2012 was a year with grand sporting events. The greatest of them all, the Olympics, took place in London giving us many memorable moments. The opening show was one of the best TV moments of the year. And then the legend (and my favorite vocalist of all time) Freddie Mercury was resurrected during the closing ceremony. It was amazing. Of course, the Olympics brought us some sport as well. There were Bolt, Phelps and Farah, and they all did their part. Earlier that summer Poland and Ukraine hosted the 2012 UEFA European Football (soccer for you across the pond) Championship. This was also a huge sporting event, especially for us Europeans. Spain would eventually be the winner just as they were in 2008.
It’s not uncommon for these types of events to make their way onto coins. During 2012 I managed to get 3 coins connected to these events. And here they are!
This Ukrainian 1 hrivnja coin was minted the same year as the championships making it extra special. It features the logo of the Euro 2012, a flower consisting of three bulbs – the one in the center is a football and the two on its sides represent Poland and Ukraine (in color: Red & White, Blue & Yellow). By the logo you can also find something very odd and unusual for coins – a trade mark.
My two 50 pence coins from the United Kingdoms were both minted in 2011, but they’re commemorating the Olympics of 2012. They both feature the tiny logo of those Olympics and they represent one sport each. On the first one you have a man shooting a clay pigeon and the shattered pieces of it. On the other one (which is my favorite) you have the different stages of a basketball dunk. Stripes have been drawn across the coin’s surface and it’s also patterned to look like a basketball. I think that this is a very fun and unique coin!

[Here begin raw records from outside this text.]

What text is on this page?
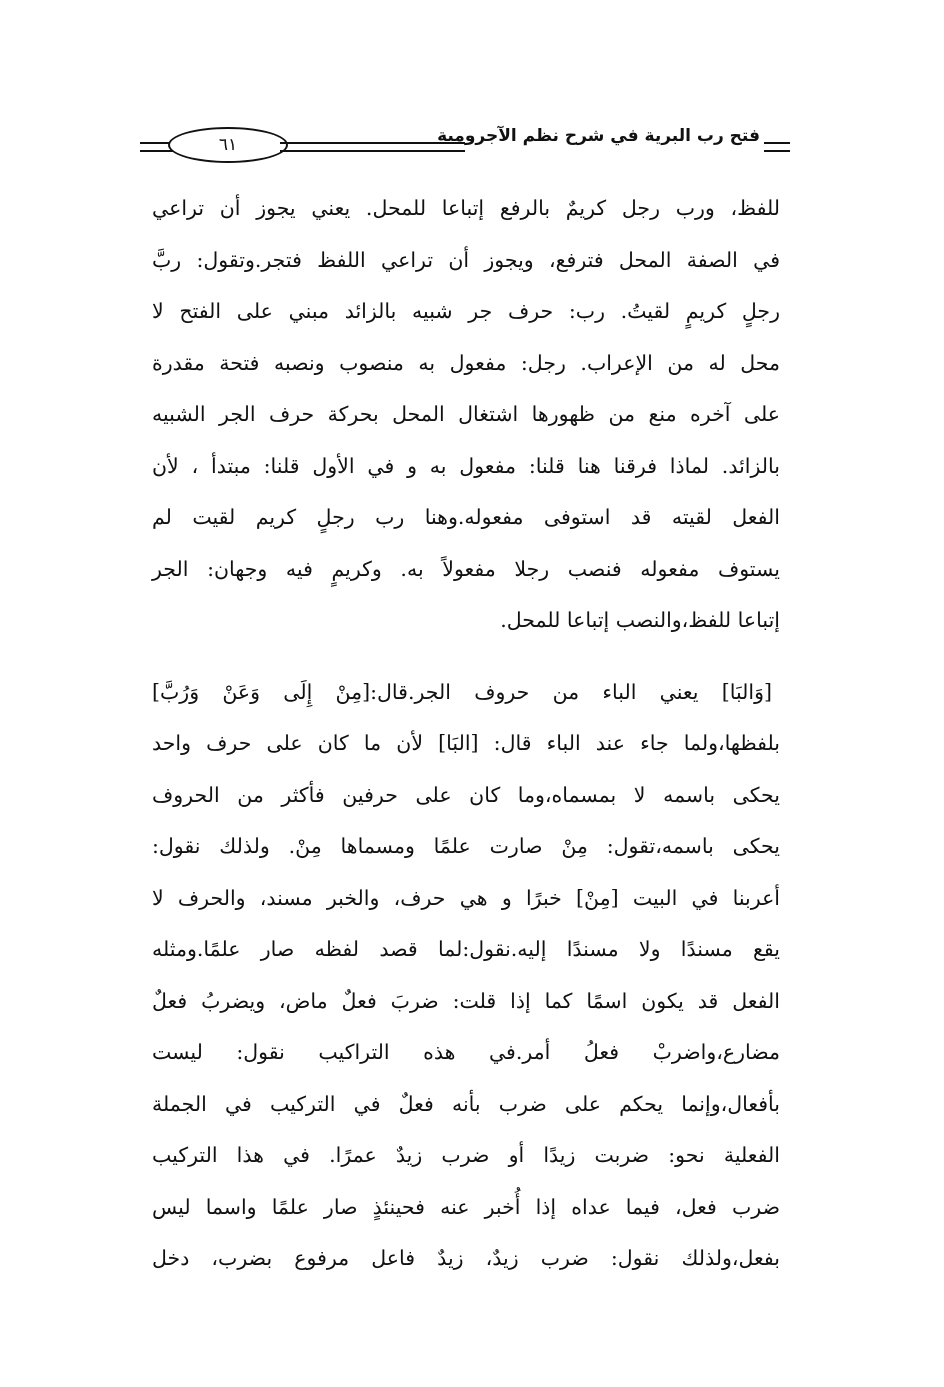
٦١	فتح رب البرية في شرح نظم الآجرومية
للفظ، ورب رجل كريمٌ بالرفع إتباعا للمحل. يعني يجوز أن تراعي
في الصفة المحل فترفع، ويجوز أن تراعي اللفظ فتجر.وتقول: ربَّ
رجلٍ كريمٍ لقيتُ. رب: حرف جر شبيه بالزائد مبني على الفتح لا
محل له من الإعراب. رجل: مفعول به منصوب ونصبه فتحة مقدرة
على آخره منع من ظهورها اشتغال المحل بحركة حرف الجر الشبيه
بالزائد. لماذا فرقنا هنا قلنا: مفعول به و في الأول قلنا: مبتدأ ، لأن
الفعل لقيته قد استوفى مفعوله.وهنا رب رجلٍ كريم لقيت لم
يستوف مفعوله فنصب رجلا مفعولاً به. وكريمٍ فيه وجهان: الجر
إتباعا للفظ،والنصب إتباعا للمحل.
[وَالبَا] يعني الباء من حروف الجر.قال:[مِنْ إِلَى وَعَنْ وَرُبَّ]
بلفظها،ولما جاء عند الباء قال: [البَا] لأن ما كان على حرف واحد
يحكى باسمه لا بمسماه،وما كان على حرفين فأكثر من الحروف
يحكى باسمه،تقول: مِنْ صارت علمًا ومسماها مِنْ. ولذلك نقول:
أعربنا في البيت [مِنْ] خبرًا و هي حرف، والخبر مسند، والحرف لا
يقع مسندًا ولا مسندًا إليه.نقول:لما قصد لفظه صار علمًا.ومثله
الفعل قد يكون اسمًا كما إذا قلت: ضربَ فعلٌ ماض، ويضربُ فعلٌ
مضارع،واضربْ فعلُ أمر.في هذه التراكيب نقول: ليست
بأفعال،وإنما يحكم على ضرب بأنه فعلٌ في التركيب في الجملة
الفعلية نحو: ضربت زيدًا أو ضرب زيدٌ عمرًا. في هذا التركيب
ضرب فعل، فيما عداه إذا أُخبر عنه فحينئذٍ صار علمًا واسما ليس
بفعل،ولذلك نقول: ضرب زيدٌ، زيدٌ فاعل مرفوع بضرب، دخل
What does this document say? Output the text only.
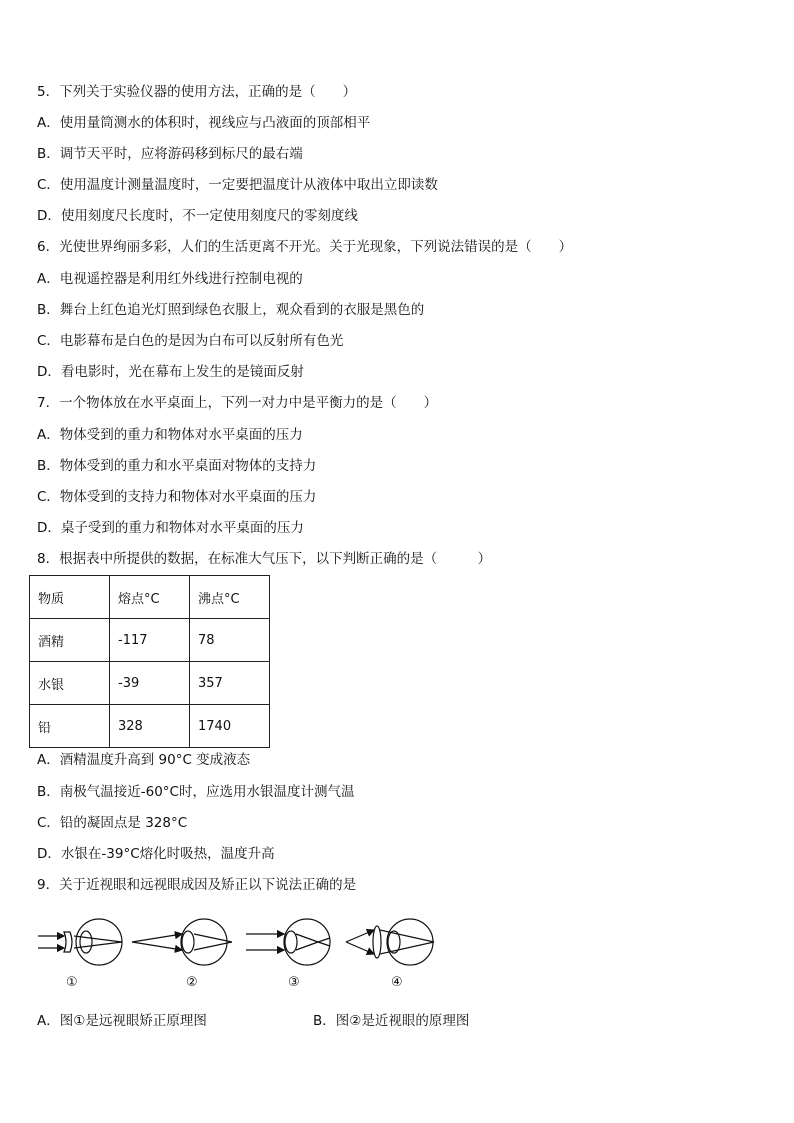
5．下列关于实验仪器的使用方法，正确的是（　　）
A．使用量筒测水的体积时，视线应与凸液面的顶部相平
B．调节天平时，应将游码移到标尺的最右端
C．使用温度计测量温度时，一定要把温度计从液体中取出立即读数
D．使用刻度尺长度时，不一定使用刻度尺的零刻度线
6．光使世界绚丽多彩，人们的生活更离不开光。关于光现象，下列说法错误的是（　　）
A．电视遥控器是利用红外线进行控制电视的
B．舞台上红色追光灯照到绿色衣服上，观众看到的衣服是黑色的
C．电影幕布是白色的是因为白布可以反射所有色光
D．看电影时，光在幕布上发生的是镜面反射
7．一个物体放在水平桌面上，下列一对力中是平衡力的是（　　）
A．物体受到的重力和物体对水平桌面的压力
B．物体受到的重力和水平桌面对物体的支持力
C．物体受到的支持力和物体对水平桌面的压力
D．桌子受到的重力和物体对水平桌面的压力
8．根据表中所提供的数据，在标准大气压下，以下判断正确的是（　　　）
物质	熔点°C	沸点°C
酒精	-117	78
水银	-39	357
铅	328	1740
A．酒精温度升高到 90°C 变成液态
B．南极气温接近-60°C时，应选用水银温度计测气温
C．铅的凝固点是 328°C
D．水银在-39°C熔化时吸热，温度升高
9．关于近视眼和远视眼成因及矫正以下说法正确的是
①	②	③	④
A．图①是远视眼矫正原理图	B．图②是近视眼的原理图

This is one of two common designs of the Ukrainian 1 Hrivnja coin. The text that reads YKPAÏNA (Okraina) is the name of Ukraine in Ukrainian and above the name you have a trident in the country’s coat of arms. This trident (sometimes also interpreted as a hawk) dates back to the medieval ages. The trident is also strongly connected with Volodymyr Velikij (Vladimir the great) and it is he who is featured on the other side of the coin. Volodymyr was the ruler of the Kiev Rus’ kingdom from the late 10th century until the year 1015. Kiev is today the capital of Ukraine with about 4 million inhabitants. The country itself has about 45 million inhabitants. It’s one of Europe’s largest country, but unfortunately overshadowed by its huge neighbor, Russia.

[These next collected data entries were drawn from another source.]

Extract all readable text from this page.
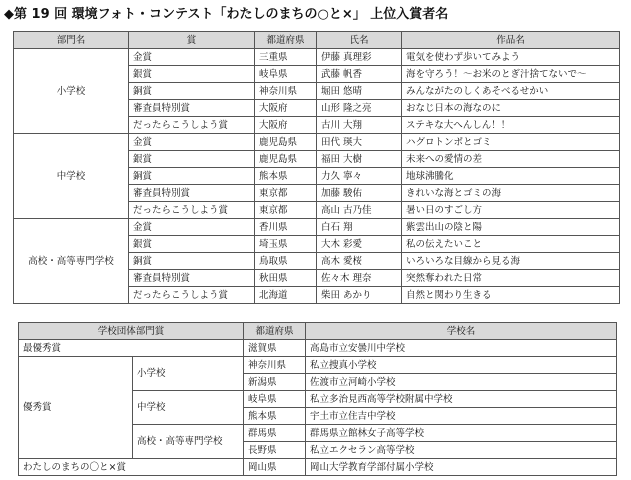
◆第 19 回 環境フォト・コンテスト「わたしのまちの○と×」 上位入賞者名
部門名	賞	都道府県	氏名	作品名
小学校	金賞	三重県	伊藤 真理彩	電気を使わず歩いてみよう
	銀賞	岐阜県	武藤 帆香	海を守ろう！～お米のとぎ汁捨てないで～
	銅賞	神奈川県	堀田 悠晴	みんながたのしくあそべるせかい
	審査員特別賞	大阪府	山形 隆之亮	おなじ日本の海なのに
	だったらこうしよう賞	大阪府	古川 大翔	ステキな大へんしん！！
中学校	金賞	鹿児島県	田代 瑛大	ハグロトンボとゴミ
	銀賞	鹿児島県	福田 大樹	未来への愛情の差
	銅賞	熊本県	力久 寧々	地球沸騰化
	審査員特別賞	東京都	加藤 駿佑	きれいな海とゴミの海
	だったらこうしよう賞	東京都	高山 古乃佳	暑い日のすごし方
高校・高等専門学校	金賞	香川県	白石 翔	紫雲出山の陰と陽
	銀賞	埼玉県	大木 彩愛	私の伝えたいこと
	銅賞	鳥取県	高木 愛桜	いろいろな目線から見る海
	審査員特別賞	秋田県	佐々木 理奈	突然奪われた日常
	だったらこうしよう賞	北海道	柴田 あかり	自然と関わり生きる
学校団体部門賞		都道府県	学校名
最優秀賞		滋賀県	高島市立安曇川中学校
優秀賞	小学校	神奈川県	私立捜真小学校
		新潟県	佐渡市立河崎小学校
	中学校	岐阜県	私立多治見西高等学校附属中学校
		熊本県	宇土市立住吉中学校
	高校・高等専門学校	群馬県	群馬県立館林女子高等学校
		長野県	私立エクセラン高等学校
わたしのまちの〇と×賞		岡山県	岡山大学教育学部付属小学校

The early history of the Kiev Rus’ kingdom is very interesting. In the beginning it was actually founded, to a large extent, by Viking settlers coming from Sweden. The Swedish Vikings went eastward (the Danish and the Norwegians went westward) and this led to many places of Eastern Europe becoming colonies and settlements ruled by these Vikings. There’s a theory that the Vikings that founded Kiev Rus’ in the 9th century originated from the region of Roslagen, the coastal area of the province Uppland of Sweden (where I’m at). The name of Kiev Rus’ should by this theory come from Roslagen. Kiev Rus’ later became a vital part in the founding of the Russian empire, or Rossiya. It’s quite a funny thought that some people from Sweden in the 9th century are the cause of Russia bearing its name of today.
Let’s continue with Volodymyr. On the coin he’s holding a cathedral – symbolizing the fact that it was Volodymyr that introduced Christianity to Kiev Rus’ and other parts of Eastern Europe. The cathedral does actually exist in reality, in Kiev. Its name is Sofiyskyi sobor (Saint Sophia Cathedral) and it was Volodymyr that decided that it would be built. Saint Sophia Cathedral is a UNESCO world heritage site since 1990 and it’s as beautiful outside as it is inside (but you’re not allowed to take photos inside). I’ve got first hand experiences from this cathedral because I visited it last year, and it was amazing.
Ukraine is a country with a lot to offer – both for travelers and coin collectors!